Cultural events are taking place all over the country this weekend, and there is a plethora of arts programmes on BBC4 and Sky Arts. Yet there is no doubting that the finals of ITV's The X Factor over two nights will be the most watched and most talked-about arts event of the weekend.
I don't even put quotation marks around the words arts event, because an arts event is what it is, and it is a silly snobbery to deny that. It's light entertainment, but so were most of the television programmes now regarded as iconic. An entertainer, indeed several entertainers, will have been made by the end of the series.
And to get that far without using the word "star" is more than any X Factor programme that I have watched has managed. The contestants all want to be a star, a pop star or, as one of them said last week, "an international superstar",
Only one seems to have mentioned her art, and that's why if I were to bother to vote, that vote would go to Stacey Solomon, pictured.
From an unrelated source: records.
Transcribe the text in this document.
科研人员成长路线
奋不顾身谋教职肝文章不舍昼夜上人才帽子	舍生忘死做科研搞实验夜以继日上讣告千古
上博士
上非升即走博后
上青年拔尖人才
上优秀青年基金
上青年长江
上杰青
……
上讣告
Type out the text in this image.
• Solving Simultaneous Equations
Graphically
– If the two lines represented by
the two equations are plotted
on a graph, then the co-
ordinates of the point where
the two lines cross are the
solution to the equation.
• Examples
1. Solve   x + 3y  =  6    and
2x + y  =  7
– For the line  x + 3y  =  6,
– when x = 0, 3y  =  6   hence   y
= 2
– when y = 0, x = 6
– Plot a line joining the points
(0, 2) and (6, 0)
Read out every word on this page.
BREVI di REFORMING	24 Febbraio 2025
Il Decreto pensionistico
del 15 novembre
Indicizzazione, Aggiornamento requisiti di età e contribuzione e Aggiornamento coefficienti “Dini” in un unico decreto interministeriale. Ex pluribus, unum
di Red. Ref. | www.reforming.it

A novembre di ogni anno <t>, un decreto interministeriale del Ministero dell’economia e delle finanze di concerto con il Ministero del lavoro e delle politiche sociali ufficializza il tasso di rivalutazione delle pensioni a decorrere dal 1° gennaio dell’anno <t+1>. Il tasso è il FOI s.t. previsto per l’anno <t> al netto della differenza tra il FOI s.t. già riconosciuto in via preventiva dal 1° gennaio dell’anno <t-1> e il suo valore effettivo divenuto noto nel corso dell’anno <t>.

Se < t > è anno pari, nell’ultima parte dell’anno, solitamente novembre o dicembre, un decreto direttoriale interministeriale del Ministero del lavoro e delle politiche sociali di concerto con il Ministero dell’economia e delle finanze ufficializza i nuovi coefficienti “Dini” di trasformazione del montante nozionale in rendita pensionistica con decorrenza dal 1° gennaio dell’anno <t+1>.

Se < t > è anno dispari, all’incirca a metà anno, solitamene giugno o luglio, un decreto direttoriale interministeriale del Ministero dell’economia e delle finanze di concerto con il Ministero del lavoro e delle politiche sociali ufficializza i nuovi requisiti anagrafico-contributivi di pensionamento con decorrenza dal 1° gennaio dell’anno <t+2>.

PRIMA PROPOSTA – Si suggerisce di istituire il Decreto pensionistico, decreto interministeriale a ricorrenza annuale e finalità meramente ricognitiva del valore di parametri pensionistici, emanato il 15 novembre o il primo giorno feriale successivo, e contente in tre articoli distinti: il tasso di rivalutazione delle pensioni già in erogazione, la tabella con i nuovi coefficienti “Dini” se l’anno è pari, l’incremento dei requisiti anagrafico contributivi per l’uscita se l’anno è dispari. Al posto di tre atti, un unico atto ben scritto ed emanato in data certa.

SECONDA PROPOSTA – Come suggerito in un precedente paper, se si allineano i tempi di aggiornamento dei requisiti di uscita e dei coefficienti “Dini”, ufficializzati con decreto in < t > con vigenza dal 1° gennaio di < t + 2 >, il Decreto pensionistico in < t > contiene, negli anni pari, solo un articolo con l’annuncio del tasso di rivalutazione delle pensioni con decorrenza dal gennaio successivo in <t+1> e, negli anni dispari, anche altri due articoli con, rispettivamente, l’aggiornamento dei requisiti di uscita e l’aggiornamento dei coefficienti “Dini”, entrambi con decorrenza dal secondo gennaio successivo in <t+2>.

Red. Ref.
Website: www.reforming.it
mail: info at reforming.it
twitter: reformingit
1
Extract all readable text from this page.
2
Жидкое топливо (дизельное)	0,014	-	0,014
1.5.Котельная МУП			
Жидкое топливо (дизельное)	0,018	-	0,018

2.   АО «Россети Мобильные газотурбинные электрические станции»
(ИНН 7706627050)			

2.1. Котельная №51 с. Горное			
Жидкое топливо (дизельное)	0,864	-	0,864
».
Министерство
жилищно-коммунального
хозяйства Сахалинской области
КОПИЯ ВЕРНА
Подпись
She said in last week's programme she had always dreamed about being a singer. Her mother too said that she wanted her daughter to be a singer. The word almost leapt out of the screen. All of the others wanted to be pop stars. Cheryl Cole, despite being only a step or two away from beatification, refers to one of the boys she has mentored as "my little pop star". Perhaps he and she would feel it demeaning to refer to him as "my little singer".
Stacey seems to me a modern-day Manuel. Just as every piece of madness by the Fawlty Towers waiter was explained by the phrase "He's from Barcelona", so Stacey's almost extraterrestrial geekiness and gawkiness are explained to viewers by solemnly informing them that she's from Dagenham.
But I hope she wins because she is in love with her art, not just with the fame it might bring. My bigger problem with all things X Factor is that it might just be the wrong art. Singing and interpreting the songs of others is, needless to say, a vital part of pop. But it is not the only, or even the most important, part. Roger Taylor of Queen, who made an appearance on the programme, said afterwards that his being there meant it was one of the only times musical instruments were seen on the show. The art of playing an instrument does not seem to figure in Simon Cowell's recipe for stardom.
Nor, more surprisingly, does the art of being a singer-songwriter. Great singers and entertainers from Elvis Presley onwards have defined popular music, of course, but so too have the great singer-songwriters. From Lennon/McCartney and Bob Dylan via The Smiths to Alex Turner and Lily Allen and thousands of others, they are the mindset as well as the sound of successive generations.
So why is Simon Cowell so wary of giving singer-songwriters the platform that he gives the wannabe singers? Could it simply be that as a breed they tend to be more challenging, more provocative and more downright bolshie than the interpreters of song? And for an X Factor impresario keen to control the careers of his charges, such people are dangerous.
Tick all the right boxes and get public funding
Now here's a state of the art, or rather state of the arts, press release. It has been sent out by the Pulse arts festival in Ipswich, calling for applications from companies and individual artists to appear in next year's event.
It says: "Festival Director Stephen Freeman is keen to see applications which promote cultural diversity, disability-led work, gay-led work, contemporary writing/production styles, site-specific work, multidisciplinary and/or cross-genre artists working in collaboration, work that promotes new ways of engaging its audience or aims to give the audience a unique experience and work which takes risks, pushes boundaries and challenges conventions."
That would seem to tick all the right boxes and then some. I suggest that the Pulse arts festival application form be placed in a time capsule. It perfectly epitomises the state of publicly funded arts in the Noughties. Future generations should gaze upon it and marvel.
Who could say no to Nelson?
Morgan Freeman gives, by all accounts, a first-class performance as Nelson Mandela in the new film Invictus, which premiered in Johannesburg last Tuesday and opens in the UK next February. Freeman, has met Mandela a number of times, and the two men have become friends. He told The New York Times this week that the commission to portray Mandela on the screen began with a public invitation from Mandela himself. He told a press conference in 1994 that Freeman would be his actor of choice to play him in a movie. "He said he wanted me," Freeman recalls, "and so it became. That was the whole sanction, right there."
Actually, it's not the only invitation for Freeman to play a major role. The former artistic director of the Royal Shakespeare Company, Adrian Noble, has told me that Freeman is the actor he would most like to play Othello on stage. I'm not sure whether he ever asked the actor, but I certainly agree that it would be a mouthwatering piece of casting.